Il piccolo Giovanni De Napoli sorride con gli occhi, prima ancora che con le labbra. È un osservatore, fiducioso e attento. Guarda le lingue di fuoco che si fanno strada tra i ciocchi di legno semi arroventati, forme che cambiano colore, blu alla base e sempre più gialle mentre svettano verso l’alto. Il fuoco del camino è vivace, tutto merito di nonna Mena che ogni tanto interviene con un ciocco nuovo, facendo su e giù dalla cucina, quasi in punta di piedi. È delicata e attenta, ha cura delle persone e delle cose. Il suo tocco è visibile in ogni angolo della casa.

Le fiamme si riflettono su una grande vetrata che permette al retrostante boschetto di castagni e noci di invadere lo spazio interno: così, l’ambiente è avvolto dai profumi e dai colori che vestono le montagne di Chiusano di San Domenico e, intorno al paese, la terra di Irpinia, dove questa storia ha le sue radici e il suo futuro.

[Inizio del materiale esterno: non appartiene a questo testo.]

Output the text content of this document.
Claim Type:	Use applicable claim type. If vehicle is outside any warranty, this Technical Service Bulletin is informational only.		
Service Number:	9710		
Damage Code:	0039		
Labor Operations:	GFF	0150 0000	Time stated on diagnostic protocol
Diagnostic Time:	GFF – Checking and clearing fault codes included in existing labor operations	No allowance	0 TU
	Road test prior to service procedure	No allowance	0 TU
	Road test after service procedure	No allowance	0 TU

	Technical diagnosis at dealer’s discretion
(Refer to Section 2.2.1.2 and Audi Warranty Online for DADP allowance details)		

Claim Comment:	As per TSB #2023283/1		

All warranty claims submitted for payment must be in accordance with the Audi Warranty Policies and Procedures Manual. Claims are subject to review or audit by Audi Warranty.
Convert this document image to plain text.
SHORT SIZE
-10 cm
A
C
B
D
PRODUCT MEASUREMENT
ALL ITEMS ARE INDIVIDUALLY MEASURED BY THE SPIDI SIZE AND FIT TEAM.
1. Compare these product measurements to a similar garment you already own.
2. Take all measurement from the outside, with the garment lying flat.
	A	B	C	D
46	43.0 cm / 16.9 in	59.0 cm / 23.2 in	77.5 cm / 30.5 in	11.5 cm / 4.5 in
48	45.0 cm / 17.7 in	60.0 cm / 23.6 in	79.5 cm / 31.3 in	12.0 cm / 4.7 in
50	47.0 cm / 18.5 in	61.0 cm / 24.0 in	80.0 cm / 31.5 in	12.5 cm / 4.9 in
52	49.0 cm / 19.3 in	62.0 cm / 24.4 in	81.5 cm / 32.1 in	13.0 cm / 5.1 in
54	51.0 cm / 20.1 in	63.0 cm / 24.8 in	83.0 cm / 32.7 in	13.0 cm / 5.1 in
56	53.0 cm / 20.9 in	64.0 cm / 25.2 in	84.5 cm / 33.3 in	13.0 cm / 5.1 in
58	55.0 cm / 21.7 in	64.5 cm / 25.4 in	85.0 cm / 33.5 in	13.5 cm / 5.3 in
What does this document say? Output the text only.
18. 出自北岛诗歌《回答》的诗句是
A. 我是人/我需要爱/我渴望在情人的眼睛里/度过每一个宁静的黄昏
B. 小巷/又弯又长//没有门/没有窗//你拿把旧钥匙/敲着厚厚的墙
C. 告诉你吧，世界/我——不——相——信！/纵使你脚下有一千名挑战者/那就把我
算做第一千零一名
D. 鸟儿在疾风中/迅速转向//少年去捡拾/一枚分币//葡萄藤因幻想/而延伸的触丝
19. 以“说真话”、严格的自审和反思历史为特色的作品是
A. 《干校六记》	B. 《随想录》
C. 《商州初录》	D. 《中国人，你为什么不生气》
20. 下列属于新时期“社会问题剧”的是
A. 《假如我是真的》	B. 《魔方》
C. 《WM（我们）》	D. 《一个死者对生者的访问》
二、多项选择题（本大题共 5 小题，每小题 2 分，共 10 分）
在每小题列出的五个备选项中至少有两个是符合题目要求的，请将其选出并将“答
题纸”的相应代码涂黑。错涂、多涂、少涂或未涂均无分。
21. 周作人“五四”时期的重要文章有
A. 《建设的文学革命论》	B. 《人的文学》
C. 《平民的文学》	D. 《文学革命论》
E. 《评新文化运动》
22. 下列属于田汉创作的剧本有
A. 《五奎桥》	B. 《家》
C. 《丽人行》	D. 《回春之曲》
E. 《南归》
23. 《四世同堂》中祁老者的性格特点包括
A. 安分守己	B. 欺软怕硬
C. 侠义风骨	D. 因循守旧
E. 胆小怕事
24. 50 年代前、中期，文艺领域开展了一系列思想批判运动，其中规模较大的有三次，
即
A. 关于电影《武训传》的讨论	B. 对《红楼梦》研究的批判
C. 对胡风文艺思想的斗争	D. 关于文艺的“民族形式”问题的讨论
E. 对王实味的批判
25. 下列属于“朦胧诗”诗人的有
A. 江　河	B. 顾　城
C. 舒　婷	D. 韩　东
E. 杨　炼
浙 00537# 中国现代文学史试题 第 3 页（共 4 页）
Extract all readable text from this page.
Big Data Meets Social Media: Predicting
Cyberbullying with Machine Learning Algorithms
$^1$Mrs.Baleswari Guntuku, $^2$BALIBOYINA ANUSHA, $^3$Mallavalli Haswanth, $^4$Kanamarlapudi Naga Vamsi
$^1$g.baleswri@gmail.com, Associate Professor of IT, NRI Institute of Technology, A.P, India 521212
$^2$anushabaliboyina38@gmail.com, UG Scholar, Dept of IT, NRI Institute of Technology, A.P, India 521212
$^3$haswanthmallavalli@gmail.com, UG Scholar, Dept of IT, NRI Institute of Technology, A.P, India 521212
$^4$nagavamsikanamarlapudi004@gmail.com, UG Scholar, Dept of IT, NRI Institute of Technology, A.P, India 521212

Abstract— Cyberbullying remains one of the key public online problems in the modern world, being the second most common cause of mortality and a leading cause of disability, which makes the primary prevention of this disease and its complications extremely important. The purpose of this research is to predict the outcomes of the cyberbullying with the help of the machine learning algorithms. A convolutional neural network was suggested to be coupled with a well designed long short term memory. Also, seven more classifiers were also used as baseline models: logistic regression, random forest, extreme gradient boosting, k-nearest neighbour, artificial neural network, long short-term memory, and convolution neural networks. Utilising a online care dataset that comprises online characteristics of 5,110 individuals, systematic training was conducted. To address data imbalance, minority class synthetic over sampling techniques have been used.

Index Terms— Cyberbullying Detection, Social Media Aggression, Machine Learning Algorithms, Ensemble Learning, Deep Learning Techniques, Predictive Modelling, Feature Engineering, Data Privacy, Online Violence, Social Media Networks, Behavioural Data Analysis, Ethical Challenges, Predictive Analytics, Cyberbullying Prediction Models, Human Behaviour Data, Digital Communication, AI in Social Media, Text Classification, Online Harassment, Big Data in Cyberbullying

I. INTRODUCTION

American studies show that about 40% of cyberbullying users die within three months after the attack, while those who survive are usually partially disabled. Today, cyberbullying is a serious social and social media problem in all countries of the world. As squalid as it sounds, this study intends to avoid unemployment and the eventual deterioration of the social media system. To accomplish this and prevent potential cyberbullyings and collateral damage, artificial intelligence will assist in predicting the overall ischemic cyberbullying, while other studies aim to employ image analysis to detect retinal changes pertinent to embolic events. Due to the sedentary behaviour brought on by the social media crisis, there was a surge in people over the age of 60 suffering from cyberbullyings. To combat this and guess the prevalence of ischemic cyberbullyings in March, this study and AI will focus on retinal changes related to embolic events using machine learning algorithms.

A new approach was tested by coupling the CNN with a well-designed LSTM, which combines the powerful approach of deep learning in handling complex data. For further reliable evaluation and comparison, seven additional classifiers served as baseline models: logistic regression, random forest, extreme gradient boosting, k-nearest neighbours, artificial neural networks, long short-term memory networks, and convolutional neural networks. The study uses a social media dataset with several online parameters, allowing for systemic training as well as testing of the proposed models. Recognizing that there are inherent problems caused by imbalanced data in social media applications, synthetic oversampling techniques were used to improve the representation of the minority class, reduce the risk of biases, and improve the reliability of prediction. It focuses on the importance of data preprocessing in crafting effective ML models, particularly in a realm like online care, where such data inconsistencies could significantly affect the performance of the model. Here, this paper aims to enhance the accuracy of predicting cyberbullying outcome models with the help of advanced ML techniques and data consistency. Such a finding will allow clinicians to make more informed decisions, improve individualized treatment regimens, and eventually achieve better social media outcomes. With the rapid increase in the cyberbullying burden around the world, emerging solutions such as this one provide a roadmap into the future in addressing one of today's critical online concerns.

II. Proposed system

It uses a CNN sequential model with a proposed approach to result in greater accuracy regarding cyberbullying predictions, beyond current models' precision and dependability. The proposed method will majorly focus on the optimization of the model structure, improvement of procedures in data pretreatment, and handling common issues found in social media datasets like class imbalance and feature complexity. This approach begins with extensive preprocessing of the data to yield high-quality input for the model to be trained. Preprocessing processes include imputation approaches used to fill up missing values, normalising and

Sul tavolino davanti al camino, una confezione semplice ed elegante racchiude un paio di occhiali, sulla scatola in cartone una scritta in corsivo, morbida ed elementare. L’attenzione di Giovanni si sposta dal fuoco a quel nome. Sta imparando a leggere e accompagna con il suo microscopico indice ogni lettera, mentre la pronuncia a voce alta: L…U…C…E…T…A.

“Nonno, ma come fa una montagna a stare qua dentro?”.